ITER demonstrates fast data transfer to Japan and the US
The ability to move experimental data instantly and securely will determine how thousands of researchers participate in near-real time when the machine comes online in the 2030s.
While Member scientists around the world will follow ITER experiments from their home countries, they will not be able to operate plant systems remotely. They will, however, be able to analyze data within seconds of an experiment and provide feedback to operators.
“It’s a kind of indirect participation,” explains Denis Stepanov, Computing Coordinating Engineer in ITER’s Control Program. “We quickly extract scientific data from the plant network and make it widely available so researchers can run calculations and feed results back during operations.”
Building the global data backbone
At the heart of this arrangement is the onsite Scientific Data and Computing Centre and its backup data centre in Marseille about 50 km away.

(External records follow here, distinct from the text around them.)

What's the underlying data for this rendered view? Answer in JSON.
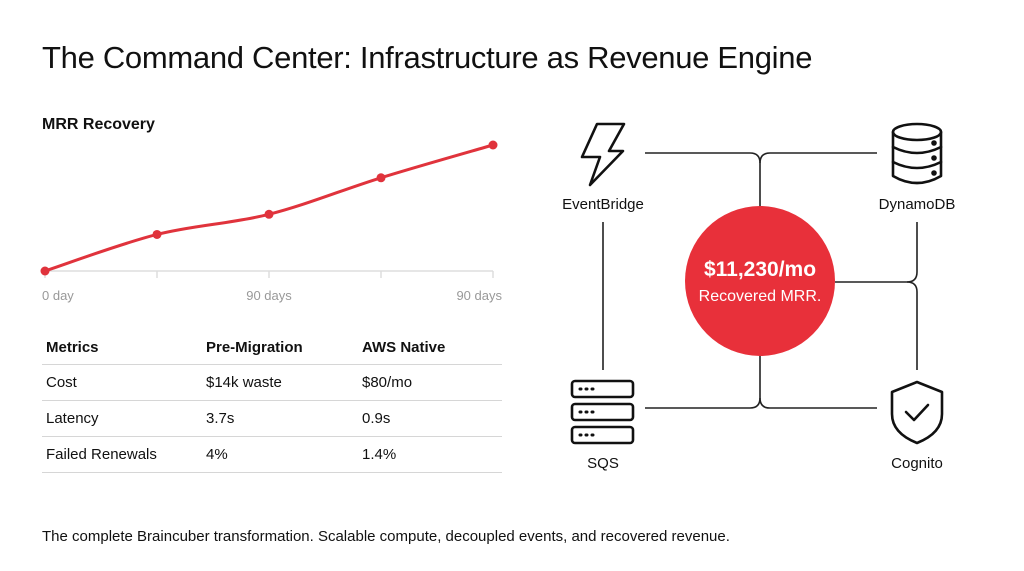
{
  "title": "The Command Center: Infrastructure as Revenue Engine",
  "chart_data": {
    "type": "line",
    "title": "MRR Recovery",
    "x_ticks": [
      "0 day",
      "",
      "90 days",
      "",
      "90 days"
    ],
    "values": [
      0,
      0.29,
      0.45,
      0.74,
      1.0
    ],
    "ylim": [
      0,
      1.0
    ],
    "y_axis_shown": false,
    "grid": false,
    "color": "#e0333c"
  },
  "table": {
    "headers": [
      "Metrics",
      "Pre-Migration",
      "AWS Native"
    ],
    "rows": [
      [
        "Cost",
        "$14k waste",
        "$80/mo"
      ],
      [
        "Latency",
        "3.7s",
        "0.9s"
      ],
      [
        "Failed Renewals",
        "4%",
        "1.4%"
      ]
    ]
  },
  "diagram": {
    "center": {
      "value": "$11,230/mo",
      "label": "Recovered MRR.",
      "color": "#e8303a"
    },
    "nodes": [
      {
        "label": "EventBridge",
        "icon": "lightning-icon"
      },
      {
        "label": "DynamoDB",
        "icon": "database-icon"
      },
      {
        "label": "SQS",
        "icon": "server-stack-icon"
      },
      {
        "label": "Cognito",
        "icon": "shield-check-icon"
      }
    ]
  },
  "footer": "The complete Braincuber transformation. Scalable compute, decoupled events, and recovered revenue."
}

This data centre has a dual purpose: it holds a redundant copy of all data generated by ITER and will serve as the distribution point to partners worldwide.
“By locating our backup and distribution hub in Marseille, we can protect the master data stored at ITER while providing high-speed, secure access for our international partners,” says Peter Kroul, Computing Center Officer at ITER.

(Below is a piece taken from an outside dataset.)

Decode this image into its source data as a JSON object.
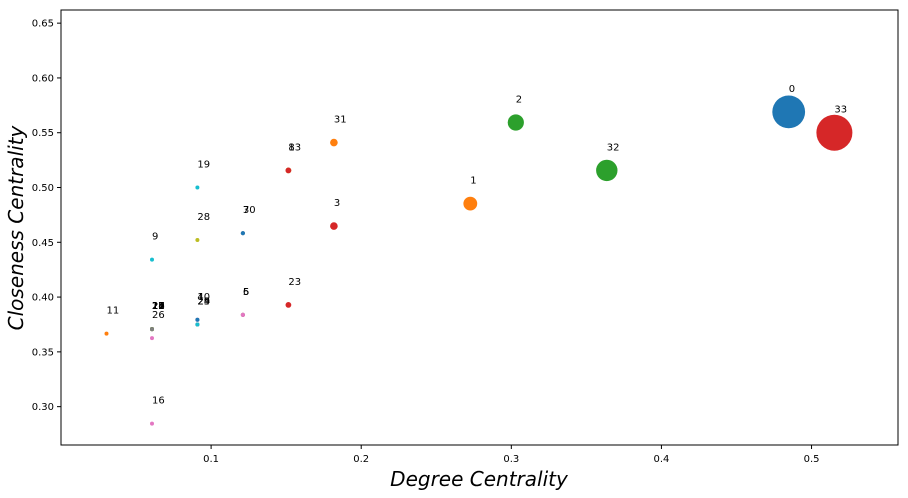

The Cadarache site is connected to the Marseille centre via a redundant pair of dedicated 400 Gbps lines. In turn, the centre is connected, via the French network RENATER, to the pan-European GÉANT, which provides access to other research and education networks—including ESnet (USA) and SINET (Japan). This overall structure ensures that, even during intensive experimental campaigns, data can move at full speed while the primary plant network remains isolated and protected.
To move terabytes of data efficiently across 10,000 kilometres of fibre optics, the team needs software and hardware that can handle diverse systems without running the risk of vendor lock-in. “We cannot dictate what technologies our partners use on their side,” says Kroul. “So we built something flexible—able to connect to whatever they have, while still achieving high parallelization and efficiency even on high-latency links.”

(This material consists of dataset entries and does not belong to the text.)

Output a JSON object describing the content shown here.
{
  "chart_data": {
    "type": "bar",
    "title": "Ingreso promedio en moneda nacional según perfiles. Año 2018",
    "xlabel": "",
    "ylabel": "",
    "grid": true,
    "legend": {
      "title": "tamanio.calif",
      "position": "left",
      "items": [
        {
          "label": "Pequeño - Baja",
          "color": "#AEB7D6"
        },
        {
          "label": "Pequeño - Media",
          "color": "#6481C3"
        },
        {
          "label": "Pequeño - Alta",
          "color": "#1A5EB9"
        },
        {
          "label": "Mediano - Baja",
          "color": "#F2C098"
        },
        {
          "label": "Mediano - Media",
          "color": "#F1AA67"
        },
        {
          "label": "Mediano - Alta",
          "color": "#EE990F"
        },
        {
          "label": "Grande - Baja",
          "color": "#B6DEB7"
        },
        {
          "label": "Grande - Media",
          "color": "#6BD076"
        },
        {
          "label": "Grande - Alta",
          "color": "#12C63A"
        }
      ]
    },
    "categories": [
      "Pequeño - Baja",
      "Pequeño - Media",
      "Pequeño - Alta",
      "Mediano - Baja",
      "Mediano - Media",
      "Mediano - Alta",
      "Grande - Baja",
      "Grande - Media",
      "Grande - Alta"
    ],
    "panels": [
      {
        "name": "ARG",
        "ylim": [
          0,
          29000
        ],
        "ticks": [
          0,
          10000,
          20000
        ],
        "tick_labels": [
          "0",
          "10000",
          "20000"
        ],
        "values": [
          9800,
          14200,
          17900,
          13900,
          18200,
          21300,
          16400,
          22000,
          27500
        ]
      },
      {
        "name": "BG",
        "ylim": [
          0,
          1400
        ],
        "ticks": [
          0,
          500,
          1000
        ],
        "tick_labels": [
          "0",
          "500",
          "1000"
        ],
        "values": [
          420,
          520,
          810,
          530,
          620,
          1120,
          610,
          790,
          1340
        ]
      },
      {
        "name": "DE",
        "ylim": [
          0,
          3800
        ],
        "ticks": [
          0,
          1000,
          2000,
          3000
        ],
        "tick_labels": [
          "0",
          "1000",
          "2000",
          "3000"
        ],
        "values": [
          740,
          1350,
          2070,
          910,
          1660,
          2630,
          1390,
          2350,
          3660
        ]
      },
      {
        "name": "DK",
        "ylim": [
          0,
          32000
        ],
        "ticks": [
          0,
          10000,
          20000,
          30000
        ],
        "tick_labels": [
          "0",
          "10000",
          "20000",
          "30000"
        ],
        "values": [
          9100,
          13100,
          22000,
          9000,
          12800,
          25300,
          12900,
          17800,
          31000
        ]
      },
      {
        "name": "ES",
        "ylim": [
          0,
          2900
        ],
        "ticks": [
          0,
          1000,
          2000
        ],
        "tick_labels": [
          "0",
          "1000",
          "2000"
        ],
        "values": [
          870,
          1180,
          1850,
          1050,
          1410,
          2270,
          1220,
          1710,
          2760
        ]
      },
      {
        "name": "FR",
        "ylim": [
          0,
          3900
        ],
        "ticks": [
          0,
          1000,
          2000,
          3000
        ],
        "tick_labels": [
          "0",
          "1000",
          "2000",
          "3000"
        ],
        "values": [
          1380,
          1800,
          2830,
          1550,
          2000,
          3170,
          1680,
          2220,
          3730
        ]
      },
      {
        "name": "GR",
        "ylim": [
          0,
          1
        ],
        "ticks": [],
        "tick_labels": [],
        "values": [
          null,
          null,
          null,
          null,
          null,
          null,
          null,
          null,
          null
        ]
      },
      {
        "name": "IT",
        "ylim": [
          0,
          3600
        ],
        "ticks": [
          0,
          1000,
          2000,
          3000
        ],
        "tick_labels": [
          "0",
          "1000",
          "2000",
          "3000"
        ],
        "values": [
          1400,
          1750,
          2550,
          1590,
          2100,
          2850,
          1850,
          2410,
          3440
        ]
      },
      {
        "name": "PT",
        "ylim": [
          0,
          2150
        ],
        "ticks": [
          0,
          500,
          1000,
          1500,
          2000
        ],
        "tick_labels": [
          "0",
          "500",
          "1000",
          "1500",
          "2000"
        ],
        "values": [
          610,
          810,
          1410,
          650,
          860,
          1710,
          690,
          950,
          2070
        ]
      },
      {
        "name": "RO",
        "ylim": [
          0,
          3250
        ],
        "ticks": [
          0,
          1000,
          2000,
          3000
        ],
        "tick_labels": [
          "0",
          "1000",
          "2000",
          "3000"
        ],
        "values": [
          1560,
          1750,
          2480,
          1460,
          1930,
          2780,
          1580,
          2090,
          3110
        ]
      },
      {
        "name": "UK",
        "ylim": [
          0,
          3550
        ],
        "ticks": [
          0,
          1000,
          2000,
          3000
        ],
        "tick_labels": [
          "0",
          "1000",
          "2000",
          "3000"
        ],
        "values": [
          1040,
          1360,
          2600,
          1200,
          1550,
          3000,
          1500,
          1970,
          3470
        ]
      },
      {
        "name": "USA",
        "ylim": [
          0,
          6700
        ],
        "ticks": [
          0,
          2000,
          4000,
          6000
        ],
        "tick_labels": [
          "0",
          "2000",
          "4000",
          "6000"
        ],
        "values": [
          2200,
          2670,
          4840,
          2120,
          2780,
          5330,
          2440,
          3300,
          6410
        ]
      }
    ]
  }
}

The result is ITER.sync, a high-performance, open-source-based data-replication framework developed at the Scientific Data and Computing Centre. Drawing on the principles of rsync but heavily optimized, ITER.sync automatically parallelizes data streams, tunes network parameters, and maintains near-saturation speeds even over long-distance connections where latency is high.
ITER.sync was designed to operate in environments with tools used by some of the partners—for example, the Massively Multi-Connections File Transfer Protocol (MMCFTP), which was developed by Japan’s National Institute of Informatics (NII).
Global data network put to the test
This summer, ITER engineers carried out two large-scale data-transfer campaigns: one with Japan’s Remote Experimentation Centre (REC) in Rokkasho and the other with the DIII-D National Fusion Facility in San Diego (United States). For the purpose of the tests, ITER simulated the projected data acquisition scenarios.
The campaign in Japan, conducted from mid-August to early September, built on a 2016 demonstration that reached 10 Gbps, which was what was available at the time. The new tests achieved two simultaneous 100 Gbps links—a twenty-fold increase. Engineers demonstrated continuous throughput, multi-path transfers, and resilience by simulating a submarine-cable outage between Marseille and Rokkasho. Both ITER.sync and MMCFTP were used in the tests, providing valuable insight into data transfer strategies and specific tuning for long-distance transfers.
It is expected that only a fraction of the data will be needed in near-real time by remote experimentalists. This data will be transferred as soon as it reaches primary storage. The bulk of the data, however—which needs to be available for off-line analysis—will be transferred via quiet overnight syncs. This second scenario was also tested.
“The key was to test not just network speed but the whole chain—hardware, software, and reliability,” says Stepanov. “Building the technical link is one challenge, but coordinating with all the network providers across Europe and Asia is just as complex. It takes time, alignment, and trust.”
In parallel, the ITER computing centre completed its full-scale data challenge with ESnet and the DIII-D fusion facility at General Atomics in San Diego (United States), supported by a trans-Atlantic link operated at 100 Gbps. Over ten full-scale runs, the teams achieved consistent end-to-end performance close to the link’s theoretical maximum. The test also demonstrated interoperability between ITER’s IBM Spectrum Scale storage and DIII-D’s BeeGFS-based Science DMZ infrastructure, again confirming ITER.sync’s ability to bridge heterogeneous environments.
“These results show that ITER’s international data ecosystem will scale and be ready for the operations we will face in the 2030s,” says Kroul. “We can already, with current technology, ensure that scientific data moves efficiently and reliably between ITER and partner institutions worldwide.”